As described here #75996 (comment) I've seen frequent crashes with rc1 on s390x (Mono-based big-endian platform) - these were all segmentation faults in SpanHelpers.IndexOfValueType called from various different places, caused by accessing beyond the end of a page into an unmapped page.

The symptom disappeared after the SpanHelper changes were reverted on Mono, so I initially thought it was somehow a problem in those changes. However, as it turns out, the real underlying problem is a Mono codegen bug on s390x.

The accesses that span the page boundary turn out to be emitted from the implementation of the OP_CHECK_THIS opcode. This is intended to perform a memory access, just to see if this triggers a segmentation fault if the incoming pointer was invalid. However, the OP_CHECK_THIS implementation currently always emits an 8-byte memory access - potentially resulting in a false positive if the pointer was valid, but only to access less than 8 bytes.

This should be fixed by changing OP_CHECK_THIS to only access a single byte.
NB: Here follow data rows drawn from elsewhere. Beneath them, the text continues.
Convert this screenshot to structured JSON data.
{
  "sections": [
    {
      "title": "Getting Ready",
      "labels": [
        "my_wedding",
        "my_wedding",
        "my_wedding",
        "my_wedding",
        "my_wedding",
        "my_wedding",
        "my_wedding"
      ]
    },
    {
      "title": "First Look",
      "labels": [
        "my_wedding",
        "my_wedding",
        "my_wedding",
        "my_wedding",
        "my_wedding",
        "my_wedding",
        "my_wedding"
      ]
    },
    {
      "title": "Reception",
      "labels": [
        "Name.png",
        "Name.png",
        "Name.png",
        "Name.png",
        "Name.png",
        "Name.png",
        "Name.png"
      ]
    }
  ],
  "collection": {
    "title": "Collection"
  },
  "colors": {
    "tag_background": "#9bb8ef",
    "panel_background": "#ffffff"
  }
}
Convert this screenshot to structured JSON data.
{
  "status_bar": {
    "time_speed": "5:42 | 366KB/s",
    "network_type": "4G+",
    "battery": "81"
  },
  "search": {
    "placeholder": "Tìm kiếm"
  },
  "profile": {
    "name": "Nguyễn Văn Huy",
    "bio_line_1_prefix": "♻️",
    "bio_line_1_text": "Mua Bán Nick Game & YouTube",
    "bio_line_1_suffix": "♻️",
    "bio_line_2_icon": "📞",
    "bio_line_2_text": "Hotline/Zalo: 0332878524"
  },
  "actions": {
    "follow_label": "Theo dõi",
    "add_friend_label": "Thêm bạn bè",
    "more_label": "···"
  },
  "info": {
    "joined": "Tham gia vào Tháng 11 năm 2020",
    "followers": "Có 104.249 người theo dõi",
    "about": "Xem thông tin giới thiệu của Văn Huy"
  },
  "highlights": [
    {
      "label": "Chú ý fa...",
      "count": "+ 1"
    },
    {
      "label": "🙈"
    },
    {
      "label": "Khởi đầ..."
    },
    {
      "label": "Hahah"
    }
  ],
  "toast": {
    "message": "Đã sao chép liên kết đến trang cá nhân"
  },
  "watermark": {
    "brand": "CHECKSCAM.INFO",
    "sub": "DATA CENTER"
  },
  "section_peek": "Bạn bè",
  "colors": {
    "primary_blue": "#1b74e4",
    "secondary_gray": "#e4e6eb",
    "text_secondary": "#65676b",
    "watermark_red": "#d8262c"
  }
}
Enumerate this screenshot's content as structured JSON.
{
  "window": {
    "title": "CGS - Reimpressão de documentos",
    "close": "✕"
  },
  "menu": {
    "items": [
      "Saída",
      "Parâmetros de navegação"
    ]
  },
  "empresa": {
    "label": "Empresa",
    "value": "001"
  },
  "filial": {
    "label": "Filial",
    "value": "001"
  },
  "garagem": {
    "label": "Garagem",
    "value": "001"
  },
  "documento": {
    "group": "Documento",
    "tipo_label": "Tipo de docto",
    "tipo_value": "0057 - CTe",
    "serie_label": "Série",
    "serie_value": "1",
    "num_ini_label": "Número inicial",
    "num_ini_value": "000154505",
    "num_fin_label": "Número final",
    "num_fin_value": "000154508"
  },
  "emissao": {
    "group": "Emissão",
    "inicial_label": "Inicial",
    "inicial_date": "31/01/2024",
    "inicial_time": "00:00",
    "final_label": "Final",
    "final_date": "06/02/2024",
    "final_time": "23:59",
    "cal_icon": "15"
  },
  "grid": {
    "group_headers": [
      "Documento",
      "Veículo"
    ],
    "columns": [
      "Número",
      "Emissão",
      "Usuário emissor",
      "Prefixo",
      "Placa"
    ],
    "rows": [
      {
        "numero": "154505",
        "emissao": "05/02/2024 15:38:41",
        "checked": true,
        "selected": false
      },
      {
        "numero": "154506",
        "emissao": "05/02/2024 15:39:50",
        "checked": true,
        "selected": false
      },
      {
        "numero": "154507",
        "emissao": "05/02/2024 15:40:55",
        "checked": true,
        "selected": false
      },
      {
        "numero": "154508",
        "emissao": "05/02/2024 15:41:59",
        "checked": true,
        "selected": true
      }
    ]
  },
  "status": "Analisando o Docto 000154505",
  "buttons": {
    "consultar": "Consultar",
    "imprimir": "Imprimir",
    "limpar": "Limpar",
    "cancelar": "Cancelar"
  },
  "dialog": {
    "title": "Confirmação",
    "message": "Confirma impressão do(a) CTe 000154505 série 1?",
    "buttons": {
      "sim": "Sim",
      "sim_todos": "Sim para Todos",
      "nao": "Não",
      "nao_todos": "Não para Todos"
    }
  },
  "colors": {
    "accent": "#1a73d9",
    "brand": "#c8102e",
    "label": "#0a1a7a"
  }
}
I'll submit a PR to that effect shortly.

This should probably be backported to .NET 7 as well, even though ithe bug no longer triggers in the runtime itself - it could still be triggered by other code.

FYI @nealef @lambdageek @vargaz @akoeplinger

Also FYI @janani66 - you should look into that on ppc as well, just from code inspection the ppc code appears to have the same bug.